4) After confirmation, perform the banquet operation in the computer.

(7) Free buffet coupon and tea coupon checkout process:

Jinyuan VIP card issued by the group includes two free buffet coupons and ten free tea coupons. Guests can eat at any time with free buffet coupons, and each free tea coupon can enjoy a cup of ordinary green tea for free. The above free coupons do not use cash. Please refer to the VIP card usage regulations for specific regulations.

1) When the waiter informs the cashier to pay the bill, the cashier checks it again according to the bill printed by the corresponding station number and asks the waiter to check it one by one.

After signing the table number and bill details on the catering bill in triplicate, leave a stub and give the other two copies to the waiter.

2) When the guest asks to use the free coupon to settle the account, first check whether the consumption meets the requirements of the free coupon, and if not, make records.

Explain the work. For example, if a guest consumes unusual green tea, a free tea coupon cannot be used to offset it.

3) According to the number of free coupons used by the guests, the computer will reduce the number of coupons that meet the use requirements, and the excess will still be paid by the guests.

(8) Evaluation criteria:

1) The standard time for menu entry operation is ten minutes.

2) The standard time for menu reduction operation is three minutes.
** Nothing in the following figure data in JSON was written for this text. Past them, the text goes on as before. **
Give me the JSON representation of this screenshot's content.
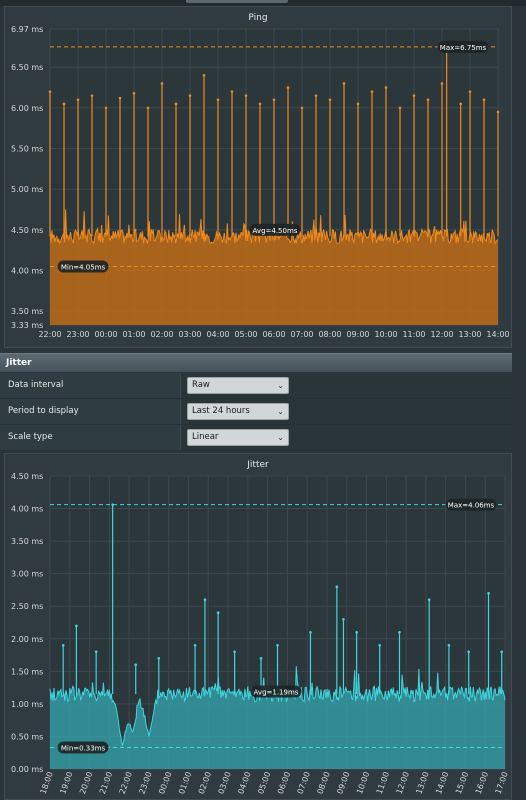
{
  "ping": {
    "title": "Ping",
    "unit": "ms",
    "y_ticks": [
      "6.97 ms",
      "6.50 ms",
      "6.00 ms",
      "5.50 ms",
      "5.00 ms",
      "4.50 ms",
      "4.00 ms",
      "3.50 ms",
      "3.33 ms"
    ],
    "y_tick_values": [
      6.97,
      6.5,
      6.0,
      5.5,
      5.0,
      4.5,
      4.0,
      3.5,
      3.33
    ],
    "x_ticks": [
      "22:00",
      "23:00",
      "00:00",
      "01:00",
      "02:00",
      "03:00",
      "04:00",
      "05:00",
      "06:00",
      "07:00",
      "08:00",
      "09:00",
      "10:00",
      "11:00",
      "12:00",
      "13:00",
      "14:00"
    ],
    "max_label": "Max=6.75ms",
    "avg_label": "Avg=4.50ms",
    "min_label": "Min=4.05ms",
    "color": "#f08a1c"
  },
  "jitter_section": {
    "header": "Jitter",
    "settings": [
      {
        "label": "Data interval",
        "value": "Raw"
      },
      {
        "label": "Period to display",
        "value": "Last 24 hours"
      },
      {
        "label": "Scale type",
        "value": "Linear"
      }
    ]
  },
  "jitter": {
    "title": "Jitter",
    "unit": "ms",
    "y_ticks": [
      "4.50 ms",
      "4.00 ms",
      "3.50 ms",
      "3.00 ms",
      "2.50 ms",
      "2.00 ms",
      "1.50 ms",
      "1.00 ms",
      "0.50 ms",
      "0.00 ms"
    ],
    "y_tick_values": [
      4.5,
      4.0,
      3.5,
      3.0,
      2.5,
      2.0,
      1.5,
      1.0,
      0.5,
      0.0
    ],
    "x_ticks": [
      "18:00",
      "19:00",
      "20:00",
      "21:00",
      "22:00",
      "23:00",
      "00:00",
      "01:00",
      "02:00",
      "03:00",
      "04:00",
      "05:00",
      "06:00",
      "07:00",
      "08:00",
      "09:00",
      "10:00",
      "11:00",
      "12:00",
      "13:00",
      "14:00",
      "15:00",
      "16:00",
      "17:00"
    ],
    "max_label": "Max=4.06ms",
    "avg_label": "Avg=1.19ms",
    "min_label": "Min=0.33ms",
    "color": "#3fd6e0"
  },
  "chart_data": [
    {
      "type": "area",
      "title": "Ping",
      "ylim": [
        3.33,
        6.97
      ],
      "x": [
        "22:00",
        "23:00",
        "00:00",
        "01:00",
        "02:00",
        "03:00",
        "04:00",
        "05:00",
        "06:00",
        "07:00",
        "08:00",
        "09:00",
        "10:00",
        "11:00",
        "12:00",
        "13:00",
        "14:00"
      ],
      "baseline": 4.42,
      "max": 6.75,
      "avg": 4.5,
      "min": 4.05,
      "spikes": [
        {
          "t": "22:00",
          "v": 6.2
        },
        {
          "t": "22:30",
          "v": 6.05
        },
        {
          "t": "23:00",
          "v": 6.1
        },
        {
          "t": "23:30",
          "v": 6.15
        },
        {
          "t": "00:00",
          "v": 6.0
        },
        {
          "t": "00:30",
          "v": 6.12
        },
        {
          "t": "01:00",
          "v": 6.18
        },
        {
          "t": "01:30",
          "v": 6.0
        },
        {
          "t": "02:00",
          "v": 6.3
        },
        {
          "t": "02:30",
          "v": 6.05
        },
        {
          "t": "03:00",
          "v": 6.15
        },
        {
          "t": "03:30",
          "v": 6.4
        },
        {
          "t": "04:00",
          "v": 6.1
        },
        {
          "t": "04:30",
          "v": 6.2
        },
        {
          "t": "05:00",
          "v": 6.15
        },
        {
          "t": "05:30",
          "v": 6.05
        },
        {
          "t": "06:00",
          "v": 6.1
        },
        {
          "t": "06:30",
          "v": 6.25
        },
        {
          "t": "07:00",
          "v": 6.0
        },
        {
          "t": "07:30",
          "v": 6.15
        },
        {
          "t": "08:00",
          "v": 6.1
        },
        {
          "t": "08:30",
          "v": 6.3
        },
        {
          "t": "09:00",
          "v": 6.05
        },
        {
          "t": "09:30",
          "v": 6.2
        },
        {
          "t": "10:00",
          "v": 6.25
        },
        {
          "t": "10:30",
          "v": 6.0
        },
        {
          "t": "11:00",
          "v": 6.15
        },
        {
          "t": "11:30",
          "v": 6.1
        },
        {
          "t": "12:00",
          "v": 6.3
        },
        {
          "t": "12:10",
          "v": 6.75
        },
        {
          "t": "12:40",
          "v": 6.05
        },
        {
          "t": "13:00",
          "v": 6.2
        },
        {
          "t": "13:30",
          "v": 6.1
        },
        {
          "t": "14:00",
          "v": 5.95
        }
      ]
    },
    {
      "type": "area",
      "title": "Jitter",
      "ylim": [
        0.0,
        4.5
      ],
      "x": [
        "18:00",
        "19:00",
        "20:00",
        "21:00",
        "22:00",
        "23:00",
        "00:00",
        "01:00",
        "02:00",
        "03:00",
        "04:00",
        "05:00",
        "06:00",
        "07:00",
        "08:00",
        "09:00",
        "10:00",
        "11:00",
        "12:00",
        "13:00",
        "14:00",
        "15:00",
        "16:00",
        "17:00"
      ],
      "baseline": 1.15,
      "max": 4.06,
      "avg": 1.19,
      "min": 0.33,
      "spikes": [
        {
          "t": "18:40",
          "v": 1.9
        },
        {
          "t": "19:20",
          "v": 2.2
        },
        {
          "t": "20:20",
          "v": 1.8
        },
        {
          "t": "21:10",
          "v": 4.06
        },
        {
          "t": "22:20",
          "v": 1.6
        },
        {
          "t": "23:30",
          "v": 1.7
        },
        {
          "t": "01:20",
          "v": 1.9
        },
        {
          "t": "01:50",
          "v": 2.6
        },
        {
          "t": "02:30",
          "v": 2.4
        },
        {
          "t": "03:20",
          "v": 1.8
        },
        {
          "t": "04:40",
          "v": 1.7
        },
        {
          "t": "05:30",
          "v": 1.9
        },
        {
          "t": "07:10",
          "v": 2.1
        },
        {
          "t": "08:30",
          "v": 2.8
        },
        {
          "t": "08:50",
          "v": 2.3
        },
        {
          "t": "09:30",
          "v": 2.1
        },
        {
          "t": "10:40",
          "v": 1.9
        },
        {
          "t": "11:40",
          "v": 2.1
        },
        {
          "t": "13:10",
          "v": 2.6
        },
        {
          "t": "14:10",
          "v": 1.9
        },
        {
          "t": "15:10",
          "v": 1.8
        },
        {
          "t": "16:10",
          "v": 2.7
        },
        {
          "t": "16:50",
          "v": 1.8
        }
      ],
      "dips": [
        {
          "t": "21:40",
          "v": 0.33
        },
        {
          "t": "22:10",
          "v": 0.55
        },
        {
          "t": "23:00",
          "v": 0.5
        }
      ]
    }
  ]
}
3) The standard operating time for cash, card, transfer, transfer to AR, banquet and free coupon checkout is five minutes.

4) The standard time for check settlement operation is 8 minutes.

(9) Liability for breach of contract:

1) failed to operate according to the working procedures, and was assessed according to the business operation procedures.

2) Misappropriation of petty cash, long and short funds, etc. Should be handled in accordance with financial discipline.